His eye looks happy, I bet the best doesn’t find anything of significance :slight_smile:


Update. Vet is scheduled for Thursday to double check he didn’t do anything to his actual eye. Talking with the vet he said that between now and then I can use the saline and/or a warm compress to keep it clean. If I notice any swelling or it starts to shut, to give him some banamine and call immediately.

He said he should be fine for normal turnout and riding as well as long as he seems happy.


Which eye conditions in horses can antibiotic ointment (not oral medication) make worse? And is it harmful immediately or only with long term use? This would be useful to know. I’m curious because my equine vet provides ointment to keep on hand for situations exactly like the OP describes, and my dog/cat vet also says it’s a good idea to have a tube handy. This is not meant to replace a veterinary consultation; it’s only meant to keep an infection from starting if a vet visit is delayed for any reason.
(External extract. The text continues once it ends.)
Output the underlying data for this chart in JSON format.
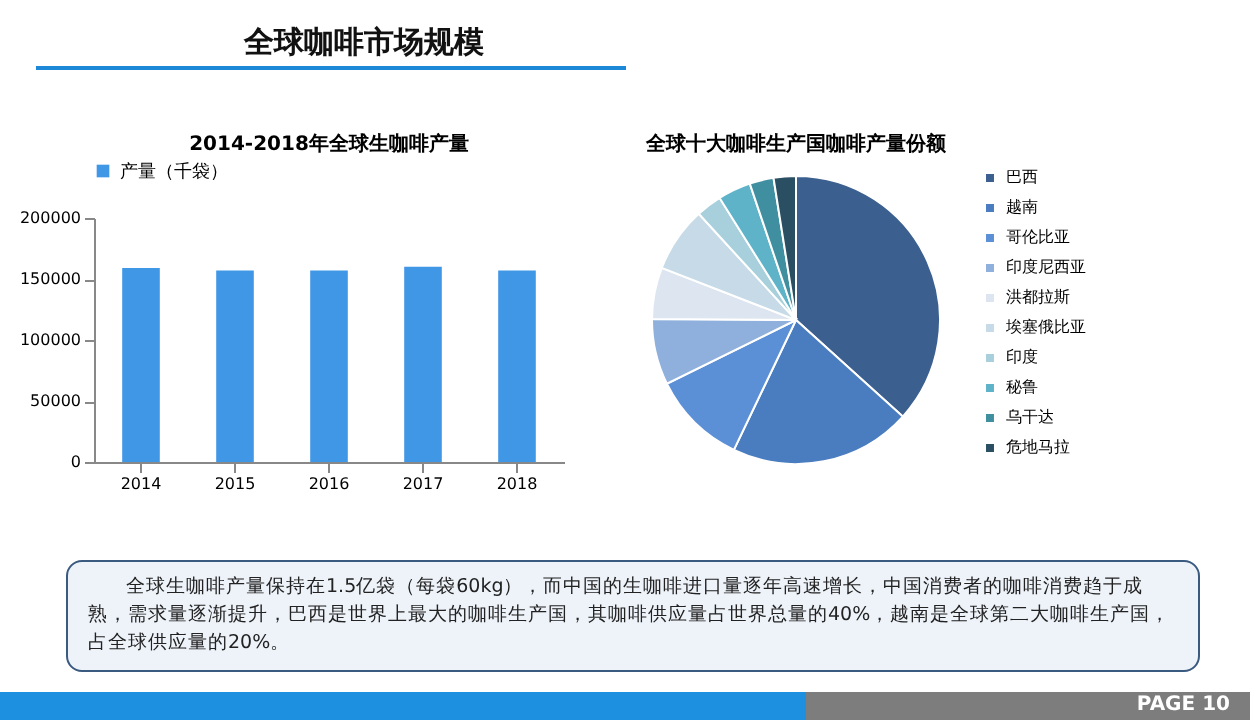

Vet was suppose to be out between 9 and 11 this morning but pushed it back due to an emergency. Thankfully, the eye seems totally normal. My trainer was out for a lesson on Tuesday and said she didn’t think it warranted a vet visit.

4 day post incident and seemingly fine, I’m tempted to cancel the call out. Is there a likely scenario that would warrant still having the vet come out?


If there is no discharge anymore and the eye looks healthy and the horse is not in any discomfort then I would feel comfortable not having the vet out.
If any of those things is still happening then continue with having the vet out.


I think we are as healthy as a horse. No discharge like on Sunday, I did a warm compress on it Monday and he wasn’t too bothered by that, and is letting me touch around it.

Who came up with healthy as a horse?? Hearing that always makes me shake my head given that horses are adept that maiming themselves so easily or eat the wrong blade of grass and colic.


An item you may want to have on hand for horse eye problems (among other uses) is the rinsing solution sold for contact lenses. It comes in a plastic bottle and can easily be packed in a saddle bag if trail riding or in a traveling vet kit if going to shows or clinics. It can be used to flush an eye or a wound by squeezing the bottle to get modest water pressure. It can also be used as a hydration for horse or human as it does contain modest salt with the water.

Another suggestion for dealing with eye problems, if you annually see an eye doctor see if they have dye strips for eyes on hand. My opthamologist happily gave me a handful of strips when I commented he used the same items as my vet did. Seems preverbal humans also sometimes scratch their eyes and eye doctors use these much like vets do. But since eye doctors don’t need these very often, they would rather give them to clients than have a whole box sitting around waiting to expire.